Dr. Talley, working in the lab of Dr. Edward Campbell at the Loyola University Medical Center in Chicago, IL, seeks to understand how inflammaging may exacerbate the spread of alpha-synuclein clumps in the brain. These tangled-up alpha-synuclein proteins have been directly associated with PD, causing progressive neurodegeneration as they spread from cell to cell. It has also been shown that mice experience inflammaging like humans, making them the model of choice for Dr. Talley’s research.

What is inflammaging? Inflammaging refers to consistent inflammation that
increases as a person ages. It can weaken cells and tissues, including the brain, and may play a role in PD progression.

The key to these experiments is a genetically modified mouse line, previously generated by Dr. Talley and her fellow researchers, in which key cell types in the brain light up when experiencing inflammation. This light – bioluminescence, more specifically – can be measured and quantified under a high-powered microscope, allowing Dr. Talley to quantify inflammation in different brain cell types over time. With sophisticated cranial window imaging techniques, she will be able to make these measurements while the mice are still alive, providing valuable data over time.

Dr. Talley will inject alpha-synuclein tangles into the brains of these mice and monitor how those tangles spread and cause damage in the brain over time, but also how that spread affects brain-wide inflammation. By conducting these experiments in both young (6-week-old) and old (18-month-old) mice, Dr. Talley will be able to compare inflammation changes and alpha-synuclein spread between the age groups.

Dr.
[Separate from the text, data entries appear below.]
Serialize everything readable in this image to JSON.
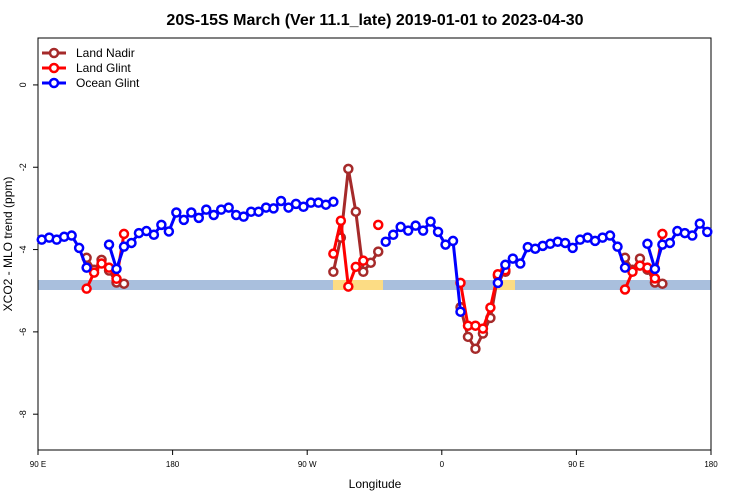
{
  "chart_data": {
    "type": "line",
    "title": "20S-15S March (Ver 11.1_late)   2019-01-01 to 2023-04-30",
    "x_label": "Longitude",
    "y_label": "XCO2 - MLO trend (ppm)",
    "x": [
      92.5,
      97.5,
      102.5,
      107.5,
      112.5,
      117.5,
      122.5,
      127.5,
      132.5,
      137.5,
      142.5,
      147.5,
      152.5,
      157.5,
      162.5,
      167.5,
      172.5,
      177.5,
      182.5,
      187.5,
      192.5,
      197.5,
      202.5,
      207.5,
      212.5,
      217.5,
      222.5,
      227.5,
      232.5,
      237.5,
      242.5,
      247.5,
      252.5,
      257.5,
      262.5,
      267.5,
      272.5,
      277.5,
      282.5,
      287.5,
      292.5,
      297.5,
      302.5,
      307.5,
      312.5,
      317.5,
      322.5,
      327.5,
      332.5,
      337.5,
      342.5,
      347.5,
      352.5,
      357.5,
      362.5,
      367.5,
      372.5,
      377.5,
      382.5,
      387.5,
      392.5,
      397.5,
      402.5,
      407.5,
      412.5,
      417.5,
      422.5,
      427.5,
      432.5,
      437.5,
      442.5,
      447.5,
      452.5,
      457.5,
      462.5,
      467.5,
      472.5,
      477.5,
      482.5,
      487.5,
      492.5,
      497.5,
      502.5,
      507.5,
      512.5,
      517.5,
      522.5,
      527.5,
      532.5,
      537.5
    ],
    "series": [
      {
        "name": "Land Nadir",
        "color": "#a52a2a",
        "values": [
          null,
          null,
          null,
          null,
          null,
          null,
          -4.2,
          -4.49,
          -4.25,
          -4.51,
          -4.8,
          -4.83,
          null,
          null,
          null,
          null,
          null,
          null,
          null,
          null,
          null,
          null,
          null,
          null,
          null,
          null,
          null,
          null,
          null,
          null,
          null,
          null,
          null,
          null,
          null,
          null,
          null,
          null,
          null,
          -4.54,
          -3.71,
          -2.04,
          -3.08,
          -4.54,
          -4.32,
          -4.05,
          null,
          null,
          null,
          null,
          null,
          null,
          null,
          null,
          null,
          null,
          -5.4,
          -6.12,
          -6.41,
          -6.04,
          -5.66,
          -4.64,
          -4.54,
          null,
          null,
          null,
          null,
          null,
          null,
          null,
          null,
          null,
          null,
          null,
          null,
          null,
          null,
          null,
          -4.2,
          -4.49,
          -4.22,
          -4.49,
          -4.8,
          -4.83,
          null,
          null,
          null,
          null,
          null,
          null
        ]
      },
      {
        "name": "Land Glint",
        "color": "#ff0000",
        "values": [
          null,
          null,
          null,
          null,
          null,
          null,
          -4.95,
          -4.56,
          -4.34,
          -4.44,
          -4.71,
          -3.62,
          null,
          null,
          null,
          null,
          null,
          null,
          null,
          null,
          null,
          null,
          null,
          null,
          null,
          null,
          null,
          null,
          null,
          null,
          null,
          null,
          null,
          null,
          null,
          null,
          null,
          null,
          null,
          -4.1,
          -3.3,
          -4.9,
          -4.42,
          -4.27,
          null,
          -3.4,
          null,
          null,
          null,
          null,
          null,
          null,
          null,
          null,
          null,
          null,
          -4.81,
          -5.85,
          -5.85,
          -5.92,
          -5.41,
          -4.6,
          -4.5,
          null,
          null,
          null,
          null,
          null,
          null,
          null,
          null,
          null,
          null,
          null,
          null,
          null,
          null,
          null,
          -4.97,
          -4.54,
          -4.39,
          -4.44,
          -4.7,
          -3.62,
          null,
          null,
          null,
          null,
          null,
          null
        ]
      },
      {
        "name": "Ocean Glint",
        "color": "#0000ff",
        "values": [
          -3.76,
          -3.71,
          -3.76,
          -3.69,
          -3.66,
          -3.96,
          -4.44,
          null,
          null,
          -3.88,
          -4.47,
          -3.93,
          -3.84,
          -3.6,
          -3.55,
          -3.64,
          -3.4,
          -3.56,
          -3.1,
          -3.28,
          -3.1,
          -3.23,
          -3.03,
          -3.16,
          -3.03,
          -2.98,
          -3.16,
          -3.2,
          -3.08,
          -3.08,
          -2.98,
          -3.0,
          -2.82,
          -2.98,
          -2.89,
          -2.96,
          -2.86,
          -2.86,
          -2.91,
          -2.84,
          null,
          null,
          null,
          null,
          null,
          null,
          -3.81,
          -3.64,
          -3.45,
          -3.54,
          -3.42,
          -3.54,
          -3.32,
          -3.57,
          -3.88,
          -3.79,
          -5.51,
          null,
          null,
          null,
          null,
          -4.81,
          -4.37,
          -4.22,
          -4.34,
          -3.94,
          -3.98,
          -3.91,
          -3.86,
          -3.81,
          -3.84,
          -3.96,
          -3.76,
          -3.71,
          -3.79,
          -3.71,
          -3.66,
          -3.93,
          -4.44,
          null,
          null,
          -3.86,
          -4.47,
          -3.88,
          -3.84,
          -3.55,
          -3.6,
          -3.66,
          -3.37,
          -3.57
        ]
      }
    ],
    "xlim": [
      90,
      540
    ],
    "xticks": [
      {
        "value": 90,
        "label": "90 E"
      },
      180,
      {
        "value": 270,
        "label": "90 W"
      },
      {
        "value": 360,
        "label": "0"
      },
      {
        "value": 450,
        "label": "90 E"
      },
      {
        "value": 540,
        "label": "180"
      }
    ],
    "ylim": [
      -8.87,
      1.14
    ],
    "yticks": [
      0,
      -2,
      -4,
      -6,
      -8
    ],
    "legend": "top-left"
  }
}
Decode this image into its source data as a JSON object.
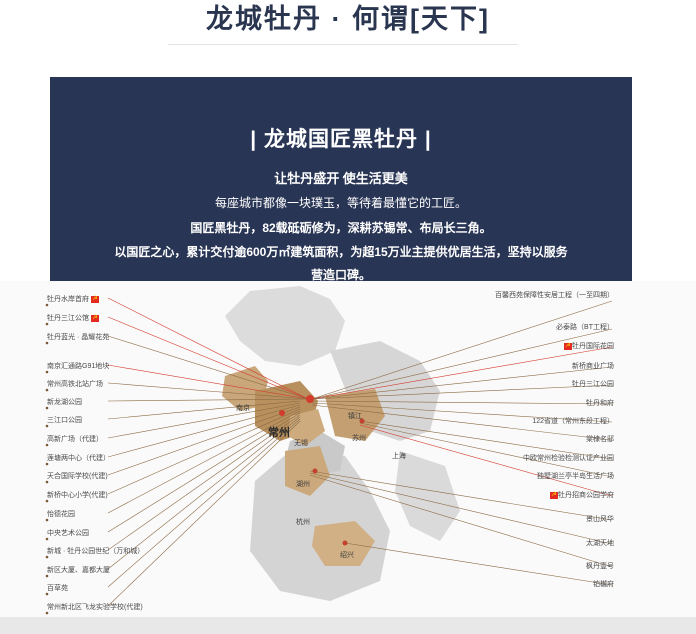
{
  "header": {
    "title": "龙城牡丹 · 何谓[天下]"
  },
  "banner": {
    "heading": "| 龙城国匠黑牡丹 |",
    "subheading": "让牡丹盛开 使生活更美",
    "line1": "每座城市都像一块璞玉，等待着最懂它的工匠。",
    "line2": "国匠黑牡丹，82载砥砺修为，深耕苏锡常、布局长三角。",
    "line3": "以国匠之心，累计交付逾600万㎡建筑面积，为超15万业主提供优居生活，坚持以服务",
    "line4": "营造口碑。"
  },
  "map": {
    "cities": {
      "main": "常州",
      "nanjing": "南京",
      "wuxi": "无锡",
      "suzhou": "苏州",
      "shanghai": "上海",
      "huzhou": "湖州",
      "hangzhou": "杭州",
      "shaoxing": "绍兴",
      "zhenjiang": "镇江"
    },
    "left_projects": [
      {
        "label": "牡丹水岸首府",
        "flag": true
      },
      {
        "label": "牡丹三江公馆",
        "flag": true
      },
      {
        "label": "牡丹蓝光 · 晶耀花苑",
        "flag": false
      },
      {
        "label": "南京汇通路G91地块",
        "flag": false
      },
      {
        "label": "常州高铁北站广场",
        "flag": false
      },
      {
        "label": "新龙湖公园",
        "flag": false
      },
      {
        "label": "三江口公园",
        "flag": false
      },
      {
        "label": "高新广场（代建）",
        "flag": false
      },
      {
        "label": "莲塘两中心（代建）",
        "flag": false
      },
      {
        "label": "天合国际学校(代建)",
        "flag": false
      },
      {
        "label": "新桥中心小学(代建)",
        "flag": false
      },
      {
        "label": "怡德花园",
        "flag": false
      },
      {
        "label": "中央艺术公园",
        "flag": false
      },
      {
        "label": "新城 · 牡丹公园世纪（万和城）",
        "flag": false
      },
      {
        "label": "新区大厦、嘉都大厦",
        "flag": false
      },
      {
        "label": "百草苑",
        "flag": false
      },
      {
        "label": "常州新北区飞龙实验学校(代建)",
        "flag": false
      }
    ],
    "right_projects": [
      {
        "label": "百馨西苑保障性安居工程（一至四期）",
        "flag": false
      },
      {
        "label": "必泰路（BT工程）",
        "flag": false
      },
      {
        "label": "牡丹国际花园",
        "flag": true
      },
      {
        "label": "新桥商业广场",
        "flag": false
      },
      {
        "label": "牡丹三江公园",
        "flag": false
      },
      {
        "label": "牡丹和府",
        "flag": false
      },
      {
        "label": "122省道（常州东段工程）",
        "flag": false
      },
      {
        "label": "棠棣名邸",
        "flag": false
      },
      {
        "label": "中欧常州检验检测认证产业园",
        "flag": false
      },
      {
        "label": "独墅湖兰亭半岛生活广场",
        "flag": false
      },
      {
        "label": "牡丹招商公园学府",
        "flag": true
      },
      {
        "label": "景山风华",
        "flag": false
      },
      {
        "label": "太湖天地",
        "flag": false
      },
      {
        "label": "枫丹壹号",
        "flag": false
      },
      {
        "label": "铂樾府",
        "flag": false
      }
    ]
  }
}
Talley, excited for the chance to start this research with the support of the Parkinson’s Foundation, spoke to the significance of this project: “We finally have the tools in place to measure when and where inflammation occurs in the [brain] during Parkinson's disease development in mouse models of the disease… These experiments will provide foundational knowledge that can inform on when and where anti-inflammatory therapeutics could be used to remedy disease in PD patients."